President Zardari had promised to reform the Frontier Crimes Regulation, a colonial-era law that allows for communal punishment including the destruction of villages and guilt by association, imprisonment without trial, and arbitrary detention at the whim of the government’s political agent. The people of the tribal areas are also excluded from protections provided by the Constitution and national courts. 
Zardari had also promised to extend the Political Parties Act to the area, allowing the people of the tribal areas to join and establish their own political parties and send their representatives to the National Assembly. This would be an important step towards addressing the political vacuum that has fuelled insurgency in the area. 

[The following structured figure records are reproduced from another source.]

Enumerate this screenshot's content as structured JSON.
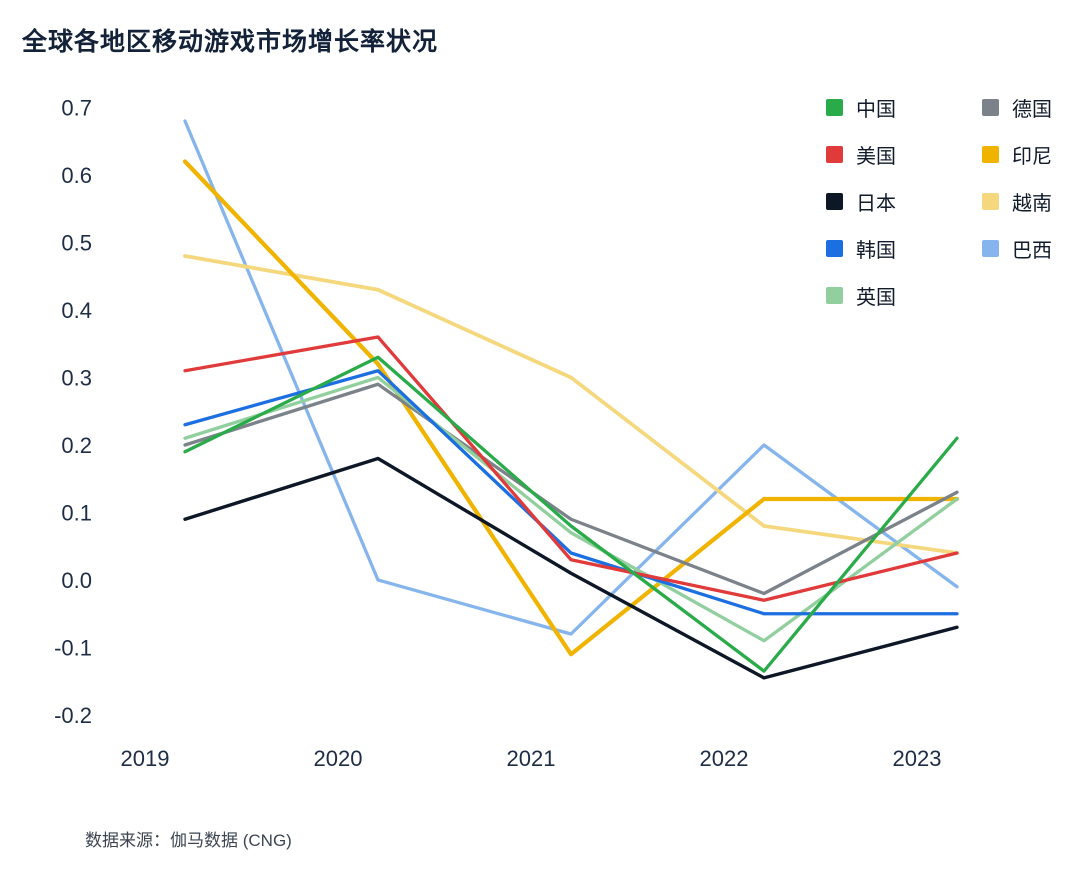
{
  "title": "全球各地区移动游戏市场增长率状况",
  "source_note": "数据来源：伽马数据 (CNG)",
  "chart_data": {
    "type": "line",
    "x": [
      "2019",
      "2020",
      "2021",
      "2022",
      "2023"
    ],
    "ylim": [
      -0.2,
      0.7
    ],
    "yticks": [
      0.7,
      0.6,
      0.5,
      0.4,
      0.3,
      0.2,
      0.1,
      0.0,
      -0.1,
      -0.2
    ],
    "grid": false,
    "legend_position": "top-right",
    "legend_columns": [
      [
        "中国",
        "美国",
        "日本",
        "韩国",
        "英国"
      ],
      [
        "德国",
        "印尼",
        "越南",
        "巴西"
      ]
    ],
    "series": [
      {
        "id": "china",
        "name": "中国",
        "color": "#2aab4a",
        "values": [
          0.19,
          0.33,
          0.08,
          -0.135,
          0.21
        ]
      },
      {
        "id": "usa",
        "name": "美国",
        "color": "#e03a3a",
        "values": [
          0.31,
          0.36,
          0.03,
          -0.03,
          0.04
        ]
      },
      {
        "id": "japan",
        "name": "日本",
        "color": "#0d1726",
        "values": [
          0.09,
          0.18,
          0.01,
          -0.145,
          -0.07
        ]
      },
      {
        "id": "korea",
        "name": "韩国",
        "color": "#1c6fe0",
        "values": [
          0.23,
          0.31,
          0.04,
          -0.05,
          -0.05
        ]
      },
      {
        "id": "uk",
        "name": "英国",
        "color": "#92cf9e",
        "values": [
          0.21,
          0.3,
          0.07,
          -0.09,
          0.12
        ]
      },
      {
        "id": "germany",
        "name": "德国",
        "color": "#7c8289",
        "values": [
          0.2,
          0.29,
          0.09,
          -0.02,
          0.13
        ]
      },
      {
        "id": "indonesia",
        "name": "印尼",
        "color": "#f0b400",
        "values": [
          0.62,
          0.32,
          -0.11,
          0.12,
          0.12
        ]
      },
      {
        "id": "vietnam",
        "name": "越南",
        "color": "#f5d87e",
        "values": [
          0.48,
          0.43,
          0.3,
          0.08,
          0.04
        ]
      },
      {
        "id": "brazil",
        "name": "巴西",
        "color": "#85b5ec",
        "values": [
          0.68,
          0.0,
          -0.08,
          0.2,
          -0.01
        ]
      }
    ]
  }
}
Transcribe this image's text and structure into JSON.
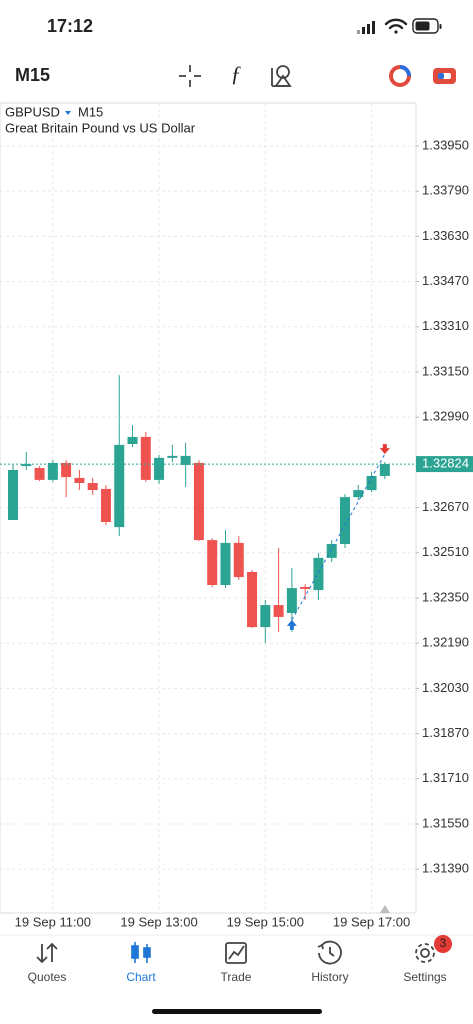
{
  "status_bar": {
    "time": "17:12"
  },
  "toolbar": {
    "timeframe": "M15"
  },
  "chart_data": {
    "type": "candlestick",
    "symbol": "GBPUSD",
    "timeframe": "M15",
    "subtitle": "Great Britain Pound vs US Dollar",
    "categories": [
      null,
      null,
      null,
      "19 Sep 11:00",
      null,
      null,
      null,
      null,
      null,
      null,
      null,
      "19 Sep 13:00",
      null,
      null,
      null,
      null,
      null,
      null,
      null,
      "19 Sep 15:00",
      null,
      null,
      null,
      null,
      null,
      null,
      null,
      "19 Sep 17:00",
      null
    ],
    "open": [
      1.32626,
      1.32817,
      1.3281,
      1.32768,
      1.32828,
      1.32775,
      1.32757,
      1.32736,
      1.32601,
      1.32895,
      1.3292,
      1.32768,
      1.32846,
      1.32821,
      1.32828,
      1.32555,
      1.32396,
      1.32545,
      1.32442,
      1.32247,
      1.32325,
      1.32297,
      1.32389,
      1.32378,
      1.32492,
      1.32541,
      1.32707,
      1.32732,
      1.32782
    ],
    "high": [
      1.32821,
      1.32867,
      1.32817,
      1.32838,
      1.32838,
      1.32803,
      1.32775,
      1.3275,
      1.33139,
      1.32962,
      1.32938,
      1.32856,
      1.32892,
      1.32899,
      1.32838,
      1.32562,
      1.32591,
      1.32569,
      1.32449,
      1.32343,
      1.32527,
      1.32456,
      1.32399,
      1.32509,
      1.32555,
      1.32718,
      1.3275,
      1.32796,
      1.32831
    ],
    "low": [
      1.32626,
      1.32803,
      1.32764,
      1.32761,
      1.32707,
      1.32732,
      1.32715,
      1.32608,
      1.32569,
      1.32884,
      1.32761,
      1.32754,
      1.32831,
      1.32743,
      1.32552,
      1.32389,
      1.32385,
      1.32414,
      1.32244,
      1.32191,
      1.3223,
      1.3223,
      1.32343,
      1.32343,
      1.32477,
      1.32527,
      1.32697,
      1.32725,
      1.32771
    ],
    "close": [
      1.32803,
      1.32824,
      1.32768,
      1.32828,
      1.32778,
      1.32757,
      1.32732,
      1.32619,
      1.32892,
      1.3292,
      1.32768,
      1.32846,
      1.32853,
      1.32853,
      1.32555,
      1.32396,
      1.32545,
      1.32424,
      1.32247,
      1.32325,
      1.32283,
      1.32385,
      1.32382,
      1.32492,
      1.32541,
      1.32707,
      1.32732,
      1.32782,
      1.32824
    ],
    "up_color": "#2ca493",
    "down_color": "#ef5350",
    "ylim": [
      1.31235,
      1.34095
    ],
    "yticks": [
      {
        "value": 1.3395,
        "label": "1.33950"
      },
      {
        "value": 1.3379,
        "label": "1.33790"
      },
      {
        "value": 1.3363,
        "label": "1.33630"
      },
      {
        "value": 1.3347,
        "label": "1.33470"
      },
      {
        "value": 1.3331,
        "label": "1.33310"
      },
      {
        "value": 1.3315,
        "label": "1.33150"
      },
      {
        "value": 1.3299,
        "label": "1.32990"
      },
      {
        "value": 1.3267,
        "label": "1.32670"
      },
      {
        "value": 1.3251,
        "label": "1.32510"
      },
      {
        "value": 1.3235,
        "label": "1.32350"
      },
      {
        "value": 1.3219,
        "label": "1.32190"
      },
      {
        "value": 1.3203,
        "label": "1.32030"
      },
      {
        "value": 1.3187,
        "label": "1.31870"
      },
      {
        "value": 1.3171,
        "label": "1.31710"
      },
      {
        "value": 1.3155,
        "label": "1.31550"
      },
      {
        "value": 1.3139,
        "label": "1.31390"
      }
    ],
    "current_price": 1.32824,
    "grid": true
  },
  "tab_bar": {
    "tabs": [
      {
        "label": "Quotes"
      },
      {
        "label": "Chart"
      },
      {
        "label": "Trade"
      },
      {
        "label": "History"
      },
      {
        "label": "Settings"
      }
    ],
    "active": 1,
    "badge": "3"
  }
}
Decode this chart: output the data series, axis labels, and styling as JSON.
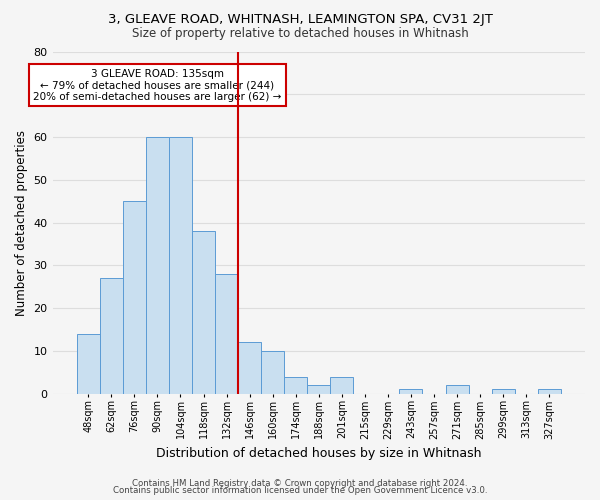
{
  "title": "3, GLEAVE ROAD, WHITNASH, LEAMINGTON SPA, CV31 2JT",
  "subtitle": "Size of property relative to detached houses in Whitnash",
  "xlabel": "Distribution of detached houses by size in Whitnash",
  "ylabel": "Number of detached properties",
  "bar_labels": [
    "48sqm",
    "62sqm",
    "76sqm",
    "90sqm",
    "104sqm",
    "118sqm",
    "132sqm",
    "146sqm",
    "160sqm",
    "174sqm",
    "188sqm",
    "201sqm",
    "215sqm",
    "229sqm",
    "243sqm",
    "257sqm",
    "271sqm",
    "285sqm",
    "299sqm",
    "313sqm",
    "327sqm"
  ],
  "bar_heights": [
    14,
    27,
    45,
    60,
    60,
    38,
    28,
    12,
    10,
    4,
    2,
    4,
    0,
    0,
    1,
    0,
    2,
    0,
    1,
    0,
    1
  ],
  "bar_color": "#c9dff0",
  "bar_edge_color": "#5b9bd5",
  "vline_index": 6,
  "vline_color": "#cc0000",
  "annotation_line1": "3 GLEAVE ROAD: 135sqm",
  "annotation_line2": "← 79% of detached houses are smaller (244)",
  "annotation_line3": "20% of semi-detached houses are larger (62) →",
  "annotation_box_color": "#ffffff",
  "annotation_box_edge_color": "#cc0000",
  "ylim": [
    0,
    80
  ],
  "yticks": [
    0,
    10,
    20,
    30,
    40,
    50,
    60,
    70,
    80
  ],
  "footer_line1": "Contains HM Land Registry data © Crown copyright and database right 2024.",
  "footer_line2": "Contains public sector information licensed under the Open Government Licence v3.0.",
  "background_color": "#f5f5f5",
  "grid_color": "#dddddd"
}
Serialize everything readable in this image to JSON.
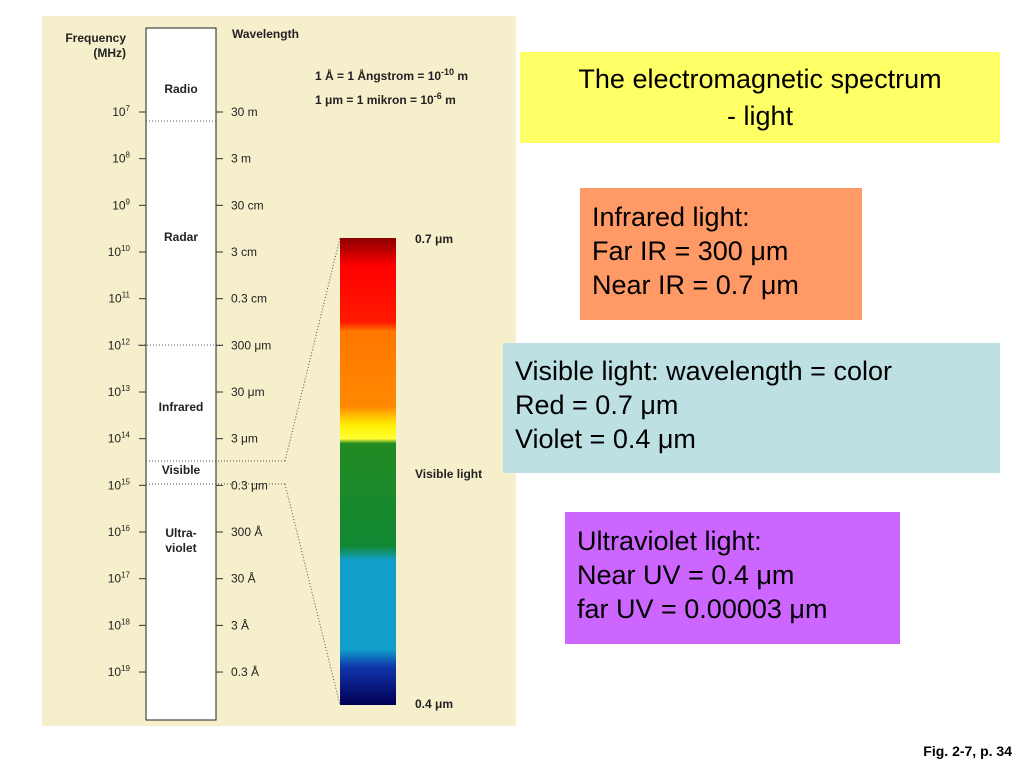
{
  "figure": {
    "frequency_header": [
      "Frequency",
      "(MHz)"
    ],
    "wavelength_header": "Wavelength",
    "definitions": [
      {
        "text": "1 Å = 1 Ångstrom = 10",
        "sup": "-10",
        "unit": " m"
      },
      {
        "text": "1 μm = 1 mikron = 10",
        "sup": "-6",
        "unit": " m"
      }
    ],
    "bands": [
      [
        "Radio"
      ],
      [
        "Radar"
      ],
      [
        "Infrared"
      ],
      [
        "Visible"
      ],
      [
        "Ultra-",
        "violet"
      ]
    ],
    "frequency_ticks": [
      {
        "base": "10",
        "exp": "7"
      },
      {
        "base": "10",
        "exp": "8"
      },
      {
        "base": "10",
        "exp": "9"
      },
      {
        "base": "10",
        "exp": "10"
      },
      {
        "base": "10",
        "exp": "11"
      },
      {
        "base": "10",
        "exp": "12"
      },
      {
        "base": "10",
        "exp": "13"
      },
      {
        "base": "10",
        "exp": "14"
      },
      {
        "base": "10",
        "exp": "15"
      },
      {
        "base": "10",
        "exp": "16"
      },
      {
        "base": "10",
        "exp": "17"
      },
      {
        "base": "10",
        "exp": "18"
      },
      {
        "base": "10",
        "exp": "19"
      }
    ],
    "wavelength_ticks": [
      "30 m",
      "3 m",
      "30 cm",
      "3 cm",
      "0.3 cm",
      "300 μm",
      "30 μm",
      "3 μm",
      "0.3 μm",
      "300 Å",
      "30 Å",
      "3 Å",
      "0.3 Å"
    ],
    "spectrum": {
      "top": "0.7 μm",
      "middle": "Visible light",
      "bottom": "0.4 μm"
    }
  },
  "slide": {
    "title": [
      "The electromagnetic spectrum",
      "- light"
    ],
    "infrared": [
      "Infrared light:",
      "Far IR = 300  μm",
      "Near IR = 0.7 μm"
    ],
    "visible": [
      "Visible light: wavelength = color",
      "Red = 0.7  μm",
      "Violet = 0.4 μm"
    ],
    "ultraviolet": [
      "Ultraviolet  light:",
      "Near UV = 0.4  μm",
      "far UV = 0.00003 μm"
    ],
    "footer": "Fig. 2-7, p. 34"
  }
}
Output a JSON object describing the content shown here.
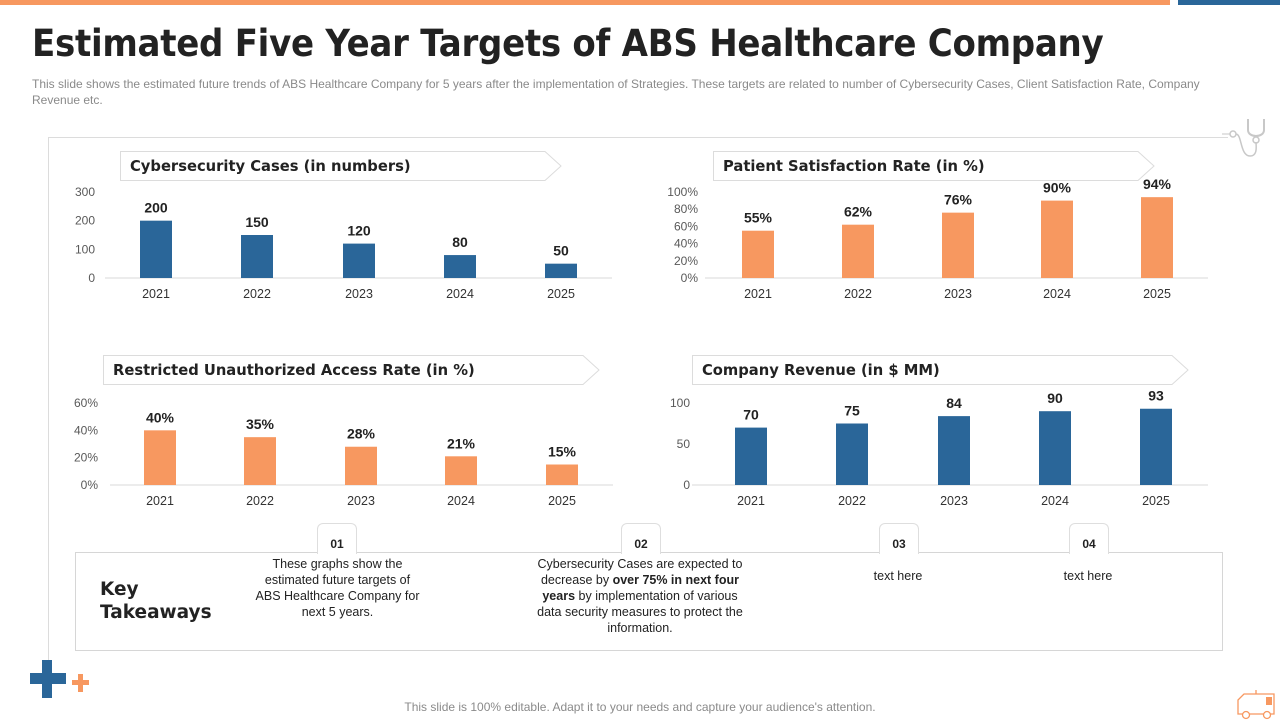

As Amnesty noted in its 2010 report on the human rights situation in Pakistan’s northwest, As If Hell Fell On Me,reforming exclusionary laws like the Frontier Crimes Regulation and extending the jurisdiction of the Political Parties Act to the tribal areas are urgently needed to begin the process of addressing the chronic abuses and impunity faced by people there. 

The crisis in northwestern Pakistan is now just one of the many problems facing the country, including escalating abuses in Balochistan, where targeted killings and enforced disappearances implicate both state security forces and non-state armed groups, and daily reports of fresh targeted killings in the city of Karachi. 
Pakistan faces a host of serious human rights problems, and the government has to tackle them each. The conflict in the northwest seems to drive several other important problems, such as massive displacement of people, growing extremist attacks, and religious intolerance. Helping the people of northwestern Pakistan could help the entire country. 
Amnesty International is a Nobel Peace Prize-winning grassroots activist organization with more than 3 million supporters, activists and volunteers in more than 150 countries campaigning for human rights worldwide. The organization investigates and exposes abuses, educates and mobilizes the public, and works to protect people wherever justice, freedom, truth and dignity are denied.